There was the Hasidic Jewish couple from Israel—dad with his long beard and ringlet hair, mom with a newborn tucked under her shawl. They had come in hopes of fixing their Down’s Syndrome son. We became brief but fast friends as our van provided a private place for her to nurse her baby.

This was my first encounter with a group of special needs family sojourners. I was touched by their hope and dedication. I was moved by their stories. And, in truth, I found myself giving quiet thanks that I didn’t have their “problem” to face.

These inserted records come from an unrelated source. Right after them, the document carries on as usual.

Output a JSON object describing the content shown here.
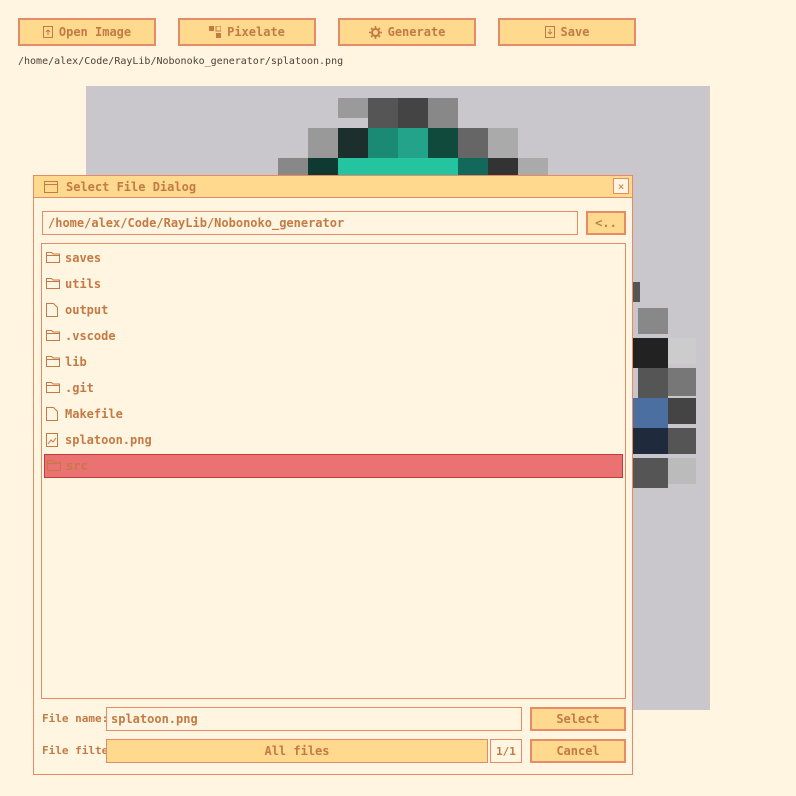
{
  "toolbar": {
    "open_label": "Open Image",
    "pixelate_label": "Pixelate",
    "generate_label": "Generate",
    "save_label": "Save"
  },
  "current_file_path": "/home/alex/Code/RayLib/Nobonoko_generator/splatoon.png",
  "dialog": {
    "title": "Select File Dialog",
    "close_label": "×",
    "directory": "/home/alex/Code/RayLib/Nobonoko_generator",
    "back_label": "<..",
    "entries": [
      {
        "name": "saves",
        "kind": "folder"
      },
      {
        "name": "utils",
        "kind": "folder"
      },
      {
        "name": "output",
        "kind": "file"
      },
      {
        "name": ".vscode",
        "kind": "folder"
      },
      {
        "name": "lib",
        "kind": "folder"
      },
      {
        "name": ".git",
        "kind": "folder"
      },
      {
        "name": "Makefile",
        "kind": "file"
      },
      {
        "name": "splatoon.png",
        "kind": "image"
      },
      {
        "name": "src",
        "kind": "folder",
        "selected": true
      }
    ],
    "file_name_label": "File name:",
    "file_name_value": "splatoon.png",
    "file_filter_label": "File filter:",
    "file_filter_value": "All files",
    "filter_page": "1/1",
    "select_label": "Select",
    "cancel_label": "Cancel"
  },
  "colors": {
    "background": "#fff5e1",
    "button_fill": "#ffd98d",
    "border": "#e78a66",
    "text": "#c57a45",
    "selected_row": "#eb7272",
    "canvas": "#c9c7cc"
  }
}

At the end of the week, the Institutes gave us a program to carry out when we returned home, taught us how to do the different tasks, sold us several hundred dollars’ worth of equipment and books, made us sign an agreement that we would diligently and honestly follow the prescribed program, and sent us on our way. In the parking lot, the emotions of the week and the enormity of the challenge ahead finally hit me. I cried uncontrollably for nearly an hour. They were the first tears I had shed since Danny was born.